Alphabet City to host writers from Pittsburgh, Nigeria
Photo of Marc Nieson courtesy of Ayne Terceira
By Alyse Horn
On 8 p.m. on Friday, December 9, Marc Nieson will be giving a reading from his memoir “Schoolhouse: Lessons on Love + Landscape” at Alphabet City, 40 W. North Ave.
Nieson, a professor at Chatham University and a member of the advisory board at City of Asylum, is a graduate of the Iowa Writers’ Workshop and also a graduate from the New York University Film School. His experience includes children’s theatre, cattle chores, and a season with a one-ring circus, but he said the bulk of his book is about how the change of landscape, moving from the city streets of Brooklyn to 500 acres of open fields in Iowa, influenced his being.
“It was huge for me,” Nieson said. “The education I got out in the woodlands was far more effective and transformative.”
Nieson has also spent time in Minnesota and Venice, Italy. His reading on December 9 will include an excerpt from his memoir that takes place in Venice. Nieson has lived in Pittsburgh for the past 13 years in Bloomfield.

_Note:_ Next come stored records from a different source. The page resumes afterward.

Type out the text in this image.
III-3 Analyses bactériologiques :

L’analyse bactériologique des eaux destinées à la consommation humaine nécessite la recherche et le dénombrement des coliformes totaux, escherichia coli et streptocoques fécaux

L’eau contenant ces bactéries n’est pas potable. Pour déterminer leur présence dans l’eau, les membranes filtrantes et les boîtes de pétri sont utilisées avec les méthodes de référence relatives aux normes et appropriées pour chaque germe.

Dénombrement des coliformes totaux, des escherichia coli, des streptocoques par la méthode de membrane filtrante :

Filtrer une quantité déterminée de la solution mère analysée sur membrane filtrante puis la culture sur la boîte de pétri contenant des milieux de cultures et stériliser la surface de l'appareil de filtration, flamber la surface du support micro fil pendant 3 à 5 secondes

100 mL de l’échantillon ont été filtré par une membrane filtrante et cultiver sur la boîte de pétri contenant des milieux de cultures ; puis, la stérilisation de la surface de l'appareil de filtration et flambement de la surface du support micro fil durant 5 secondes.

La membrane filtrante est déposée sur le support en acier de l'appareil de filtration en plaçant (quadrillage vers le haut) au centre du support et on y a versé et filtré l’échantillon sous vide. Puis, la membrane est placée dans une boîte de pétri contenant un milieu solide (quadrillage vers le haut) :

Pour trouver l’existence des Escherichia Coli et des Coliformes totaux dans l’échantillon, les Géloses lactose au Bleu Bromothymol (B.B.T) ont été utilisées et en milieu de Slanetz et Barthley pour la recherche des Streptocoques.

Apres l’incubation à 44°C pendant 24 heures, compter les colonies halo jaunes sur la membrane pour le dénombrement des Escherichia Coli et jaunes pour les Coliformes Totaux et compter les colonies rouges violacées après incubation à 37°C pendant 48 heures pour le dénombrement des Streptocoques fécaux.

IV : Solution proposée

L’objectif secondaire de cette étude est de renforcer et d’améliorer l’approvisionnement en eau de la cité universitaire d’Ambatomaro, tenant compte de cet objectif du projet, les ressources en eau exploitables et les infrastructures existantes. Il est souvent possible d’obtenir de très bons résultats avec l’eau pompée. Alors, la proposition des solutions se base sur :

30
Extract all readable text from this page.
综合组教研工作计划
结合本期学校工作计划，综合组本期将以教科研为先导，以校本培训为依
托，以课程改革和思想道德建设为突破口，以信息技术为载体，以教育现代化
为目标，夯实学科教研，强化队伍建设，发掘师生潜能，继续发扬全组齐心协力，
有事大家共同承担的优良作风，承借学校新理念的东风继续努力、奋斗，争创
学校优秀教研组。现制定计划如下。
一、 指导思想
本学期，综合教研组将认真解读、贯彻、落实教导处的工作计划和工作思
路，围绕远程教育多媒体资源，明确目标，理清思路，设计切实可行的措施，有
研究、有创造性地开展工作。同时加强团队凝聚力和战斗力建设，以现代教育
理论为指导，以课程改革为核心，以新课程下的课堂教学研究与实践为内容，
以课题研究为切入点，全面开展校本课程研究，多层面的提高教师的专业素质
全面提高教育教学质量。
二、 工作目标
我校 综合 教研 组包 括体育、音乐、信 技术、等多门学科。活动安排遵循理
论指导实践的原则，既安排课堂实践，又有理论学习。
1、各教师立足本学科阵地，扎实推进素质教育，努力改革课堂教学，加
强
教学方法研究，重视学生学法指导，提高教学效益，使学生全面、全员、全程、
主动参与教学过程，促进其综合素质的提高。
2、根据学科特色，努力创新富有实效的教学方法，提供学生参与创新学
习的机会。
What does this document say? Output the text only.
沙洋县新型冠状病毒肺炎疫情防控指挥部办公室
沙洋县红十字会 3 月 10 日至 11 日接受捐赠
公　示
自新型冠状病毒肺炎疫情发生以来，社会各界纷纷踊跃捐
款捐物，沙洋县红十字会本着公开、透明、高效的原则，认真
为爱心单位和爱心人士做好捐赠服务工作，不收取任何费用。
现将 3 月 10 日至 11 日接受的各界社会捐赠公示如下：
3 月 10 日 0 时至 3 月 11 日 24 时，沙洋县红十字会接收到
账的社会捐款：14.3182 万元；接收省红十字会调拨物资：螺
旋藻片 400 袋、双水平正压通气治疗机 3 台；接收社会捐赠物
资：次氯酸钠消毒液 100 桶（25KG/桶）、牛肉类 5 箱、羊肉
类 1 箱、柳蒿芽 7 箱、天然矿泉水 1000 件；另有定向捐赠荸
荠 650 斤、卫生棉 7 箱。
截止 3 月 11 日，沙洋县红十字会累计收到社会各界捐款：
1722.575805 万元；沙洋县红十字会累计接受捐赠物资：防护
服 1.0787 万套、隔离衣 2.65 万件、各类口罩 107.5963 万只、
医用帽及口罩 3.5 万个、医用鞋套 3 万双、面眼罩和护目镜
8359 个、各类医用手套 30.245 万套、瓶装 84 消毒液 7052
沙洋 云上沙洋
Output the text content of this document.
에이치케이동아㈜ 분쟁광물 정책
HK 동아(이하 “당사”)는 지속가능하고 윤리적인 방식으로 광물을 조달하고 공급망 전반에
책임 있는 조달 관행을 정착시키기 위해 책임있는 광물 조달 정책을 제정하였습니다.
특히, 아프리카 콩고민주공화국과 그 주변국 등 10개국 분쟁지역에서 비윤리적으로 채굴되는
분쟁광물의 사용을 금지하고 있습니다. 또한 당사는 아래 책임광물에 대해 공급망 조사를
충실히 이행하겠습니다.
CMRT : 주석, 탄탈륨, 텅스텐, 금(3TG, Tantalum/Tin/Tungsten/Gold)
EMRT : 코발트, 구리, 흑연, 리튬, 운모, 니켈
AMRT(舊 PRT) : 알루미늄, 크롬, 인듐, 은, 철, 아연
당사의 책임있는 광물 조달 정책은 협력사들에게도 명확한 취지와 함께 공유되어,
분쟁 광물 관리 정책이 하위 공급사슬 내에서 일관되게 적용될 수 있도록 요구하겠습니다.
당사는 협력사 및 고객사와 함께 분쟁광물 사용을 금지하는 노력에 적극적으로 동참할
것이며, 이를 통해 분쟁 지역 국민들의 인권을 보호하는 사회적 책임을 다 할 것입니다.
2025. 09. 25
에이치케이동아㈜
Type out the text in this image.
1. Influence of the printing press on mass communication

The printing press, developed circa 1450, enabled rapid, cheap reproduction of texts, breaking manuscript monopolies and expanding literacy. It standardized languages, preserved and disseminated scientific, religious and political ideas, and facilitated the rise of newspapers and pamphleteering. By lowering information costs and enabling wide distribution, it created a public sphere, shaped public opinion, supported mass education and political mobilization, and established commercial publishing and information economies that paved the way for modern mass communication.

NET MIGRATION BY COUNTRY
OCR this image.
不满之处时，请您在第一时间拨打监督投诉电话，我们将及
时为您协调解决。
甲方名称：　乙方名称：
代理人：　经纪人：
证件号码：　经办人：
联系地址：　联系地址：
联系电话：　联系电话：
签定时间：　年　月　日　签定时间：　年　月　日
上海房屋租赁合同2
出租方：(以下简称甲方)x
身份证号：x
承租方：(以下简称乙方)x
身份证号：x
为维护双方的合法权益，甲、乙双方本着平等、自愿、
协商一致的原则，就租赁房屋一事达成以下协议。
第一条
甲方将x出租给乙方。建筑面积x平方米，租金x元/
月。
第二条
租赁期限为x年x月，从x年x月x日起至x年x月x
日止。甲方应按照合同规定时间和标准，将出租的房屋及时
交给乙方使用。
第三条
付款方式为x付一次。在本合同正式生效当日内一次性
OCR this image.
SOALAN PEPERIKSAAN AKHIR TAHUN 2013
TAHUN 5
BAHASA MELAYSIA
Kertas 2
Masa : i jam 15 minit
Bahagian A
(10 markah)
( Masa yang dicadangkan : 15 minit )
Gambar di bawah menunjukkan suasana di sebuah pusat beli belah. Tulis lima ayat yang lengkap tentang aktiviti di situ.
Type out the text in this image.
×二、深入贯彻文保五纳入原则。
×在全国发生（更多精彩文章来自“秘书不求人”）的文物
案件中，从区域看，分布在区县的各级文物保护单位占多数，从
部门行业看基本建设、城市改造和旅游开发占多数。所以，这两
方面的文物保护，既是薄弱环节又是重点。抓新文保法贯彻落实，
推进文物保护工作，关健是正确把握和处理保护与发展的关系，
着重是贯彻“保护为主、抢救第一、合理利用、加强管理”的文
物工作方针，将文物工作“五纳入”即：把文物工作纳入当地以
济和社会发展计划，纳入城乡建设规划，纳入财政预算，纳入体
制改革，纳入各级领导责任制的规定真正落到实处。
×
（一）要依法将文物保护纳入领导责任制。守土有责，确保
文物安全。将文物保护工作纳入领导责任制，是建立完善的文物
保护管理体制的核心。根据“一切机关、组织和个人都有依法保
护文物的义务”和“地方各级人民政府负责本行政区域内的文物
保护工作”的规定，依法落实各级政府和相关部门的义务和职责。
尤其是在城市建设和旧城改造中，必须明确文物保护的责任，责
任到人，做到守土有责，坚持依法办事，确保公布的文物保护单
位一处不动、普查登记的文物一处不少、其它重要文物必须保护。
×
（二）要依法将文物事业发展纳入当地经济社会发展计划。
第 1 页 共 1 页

After completing his studies, Nieson stayed in Iowa and became a cultural liaison for the International Writers’ Workshop. The program gathers an average of 30 established and emerging writers each fall from different corners of the globe, and Nieson helped submerge these individuals in American culture.
He not only aided the writer’s interaction with other departments of the university, but also took the writers on “field trips” to submerge them in American culture. That involved rodeos, white gospel shows, and bowling alleys, and Nieson said those times were “seminal experiences” for him.
Accompanying Nieson will be Ukamaka Olisakwe, a writer in the University of Iowa International Writing Program and a visiting writer-in-residence at City of Asylum. Olisakwe is a screenwriter, novelist, and nonfiction writer from Nigeria and has had her work appear in The New York Times. She said she was invited by the university to attend the fall writing workshop.
Olisakwe said her “stories focus on how marriage can change the course of a woman’s life.” Marriage was a choice for her, although it was not for her cousins and she is frustrated that women in Nigeria must marry men and have children to please their families.
During the event at Alphabet City, Olisakwe said she will be reading work from Nigeria. Impressed by the community that City of Asylum has been able to create, she wished that there could be something similar in her country but does not believe it has the support structure to harbor it.
During a November interview, Olisakwe said she had only gone out for walks or to buy groceries, but her favorite part about the Northside was “the mix” of people and their multicultural backgrounds.